Solve the linear system \(a x = b\) for x, Assuming a is a triangular matrix.

Note

  • solve_triangular is currently only used in mindscience scientific computing scenarios and dose not support other usage scenarios.

  • solve_triangular is not supported on Windows platform yet.

Parameters
  • a (Tensor) – A triangular matrix of shape \((*, M, M)\) where \(*\) is zero or more batch dimensions.

  • b (Tensor) – A Tensor of shape \((*, M)\) or \((*, M, N)\). Right-hand side matrix in \(a x = b\).

  • trans (Union[int, str], optional) –

    Type of system to solve. Default: 0.

    trans

    system

    0 or 'N'

    a x = b

    1 or 'T'

    a^T x = b

    2 or 'C'

    a^H x = b

  • lower (bool, optional) – Use only data contained in the lower triangle of a. Default: False.

  • unit_diagonal (bool, optional) – If True, diagonal elements of \(a\) are assumed to be 1 and will not be referenced. Default: False.

  • overwrite_b (bool, optional) – Not implemented now. Default: False.

  • debug (Any, optional) – Not implemented now. Default: None.

  • check_finite (bool, optional) – Not implemented now. Default: True.

Returns

Tensor of shape \((*, M)\) or \((*, M, N)\), which is the solution to the system \(a x = b\). Shape of \(x\) matches \(b\).

Raises
  • ValueError – If a is less than 2 dimension.

  • ValueError – if a is not square matrix.

  • TypeError – If dtype of a and b are not the same.

  • ValueError – If the shape of a and b are not matched.

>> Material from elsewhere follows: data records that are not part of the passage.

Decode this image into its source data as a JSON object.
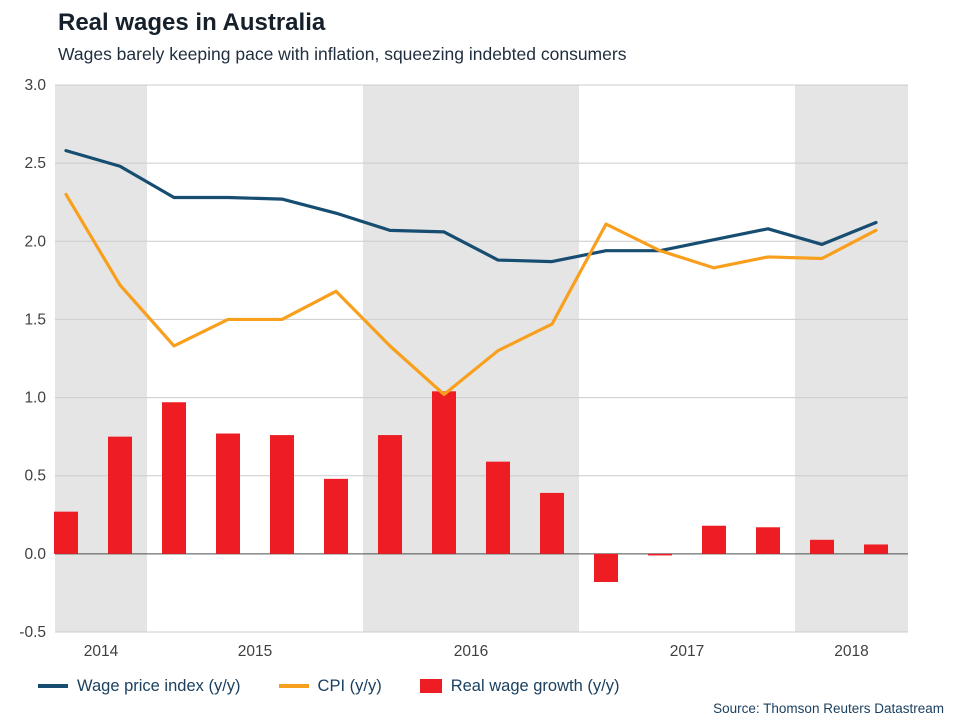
{
  "header": {
    "title": "Real wages in Australia",
    "subtitle": "Wages barely keeping pace with inflation, squeezing indebted consumers"
  },
  "footer": {
    "source": "Source: Thomson Reuters Datastream"
  },
  "chart_data": {
    "type": "combo",
    "title": "Real wages in Australia",
    "subtitle": "Wages barely keeping pace with inflation, squeezing indebted consumers",
    "quarters": [
      "2014-Q3",
      "2014-Q4",
      "2015-Q1",
      "2015-Q2",
      "2015-Q3",
      "2015-Q4",
      "2016-Q1",
      "2016-Q2",
      "2016-Q3",
      "2016-Q4",
      "2017-Q1",
      "2017-Q2",
      "2017-Q3",
      "2017-Q4",
      "2018-Q1",
      "2018-Q2"
    ],
    "year_labels": [
      "2014",
      "2015",
      "2016",
      "2017",
      "2018"
    ],
    "series": [
      {
        "name": "Wage price index (y/y)",
        "type": "line",
        "color": "#174d71",
        "values": [
          2.58,
          2.48,
          2.28,
          2.28,
          2.27,
          2.18,
          2.07,
          2.06,
          1.88,
          1.87,
          1.94,
          1.94,
          2.01,
          2.08,
          1.98,
          2.12
        ]
      },
      {
        "name": "CPI (y/y)",
        "type": "line",
        "color": "#f8a01e",
        "values": [
          2.3,
          1.72,
          1.33,
          1.5,
          1.5,
          1.68,
          1.33,
          1.02,
          1.3,
          1.47,
          2.11,
          1.94,
          1.83,
          1.9,
          1.89,
          2.07
        ]
      },
      {
        "name": "Real wage growth (y/y)",
        "type": "bar",
        "color": "#ee1c23",
        "values": [
          0.27,
          0.75,
          0.97,
          0.77,
          0.76,
          0.48,
          0.76,
          1.04,
          0.59,
          0.39,
          -0.18,
          -0.01,
          0.18,
          0.17,
          0.09,
          0.06
        ]
      }
    ],
    "ylim": [
      -0.5,
      3.0
    ],
    "yticks": [
      "3.0",
      "2.5",
      "2.0",
      "1.5",
      "1.0",
      "0.5",
      "0.0",
      "-0.5"
    ],
    "grid": true,
    "legend_position": "bottom",
    "shaded_years": [
      "2014",
      "2016",
      "2018"
    ],
    "colors": {
      "band": "#e5e5e5",
      "grid": "#cccccc",
      "zero_line": "#4d4d4d",
      "axis_text": "#404040",
      "legend_text": "#1c4060",
      "title_text": "#15202b"
    }
  }
}
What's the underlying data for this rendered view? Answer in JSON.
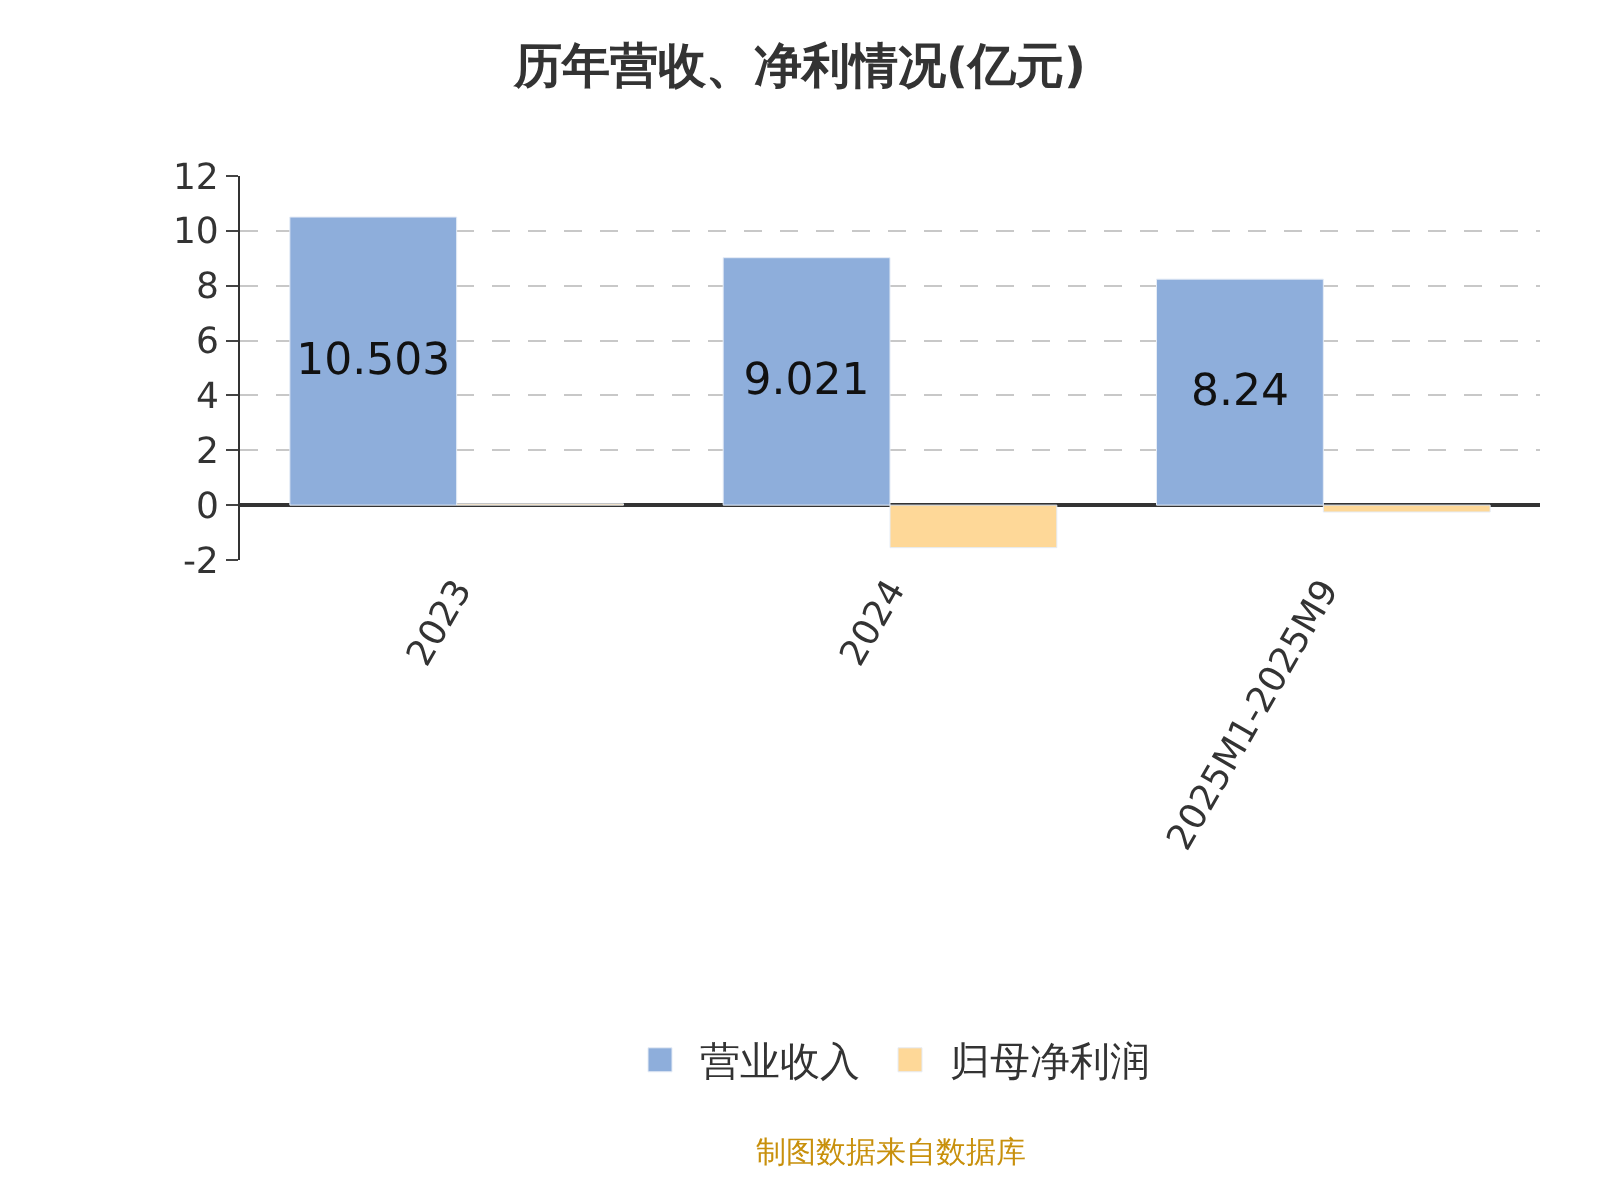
{
  "chart_data": {
    "type": "bar",
    "title": "历年营收、净利情况(亿元)",
    "categories": [
      "2023",
      "2024",
      "2025M1-2025M9"
    ],
    "series": [
      {
        "name": "营业收入",
        "color": "#8eaedb",
        "values": [
          10.503,
          9.021,
          8.24
        ],
        "value_labels": [
          "10.503",
          "9.021",
          "8.24"
        ]
      },
      {
        "name": "归母净利润",
        "color": "#fed898",
        "values": [
          0.05,
          -1.55,
          -0.25
        ],
        "value_labels": [
          null,
          null,
          null
        ]
      }
    ],
    "ylim": [
      -2,
      12
    ],
    "yticks": [
      -2,
      0,
      2,
      4,
      6,
      8,
      10,
      12
    ],
    "grid": "y",
    "legend": "bottom",
    "annotations": [
      "制图数据来自数据库"
    ]
  }
}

  • ValueError – If trans is not in set {0, 1, 2, 'N', 'T', 'C'}.

Supported Platforms:

Ascend CPU

Examples

>>> import numpy as onp
>>> import mindspore
>>> from mindspore import Tensor
>>> from mindspore.scipy.linalg import solve_triangular
>>> a = Tensor(onp.array([[3, 0, 0, 0], [2, 1, 0, 0], [1, 0, 1, 0], [1, 1, 1, 1]], onp.float32))
>>> b = Tensor(onp.array([3, 1, 3, 4], onp.float32))
>>> x = solve_triangular(a, b, lower=True, unit_diagonal=False, trans='N')
>>> print(x)
[ 1. -1.  2.  2.]
>>> print(a @ x)  # Check the result
[3. 1. 3. 4.]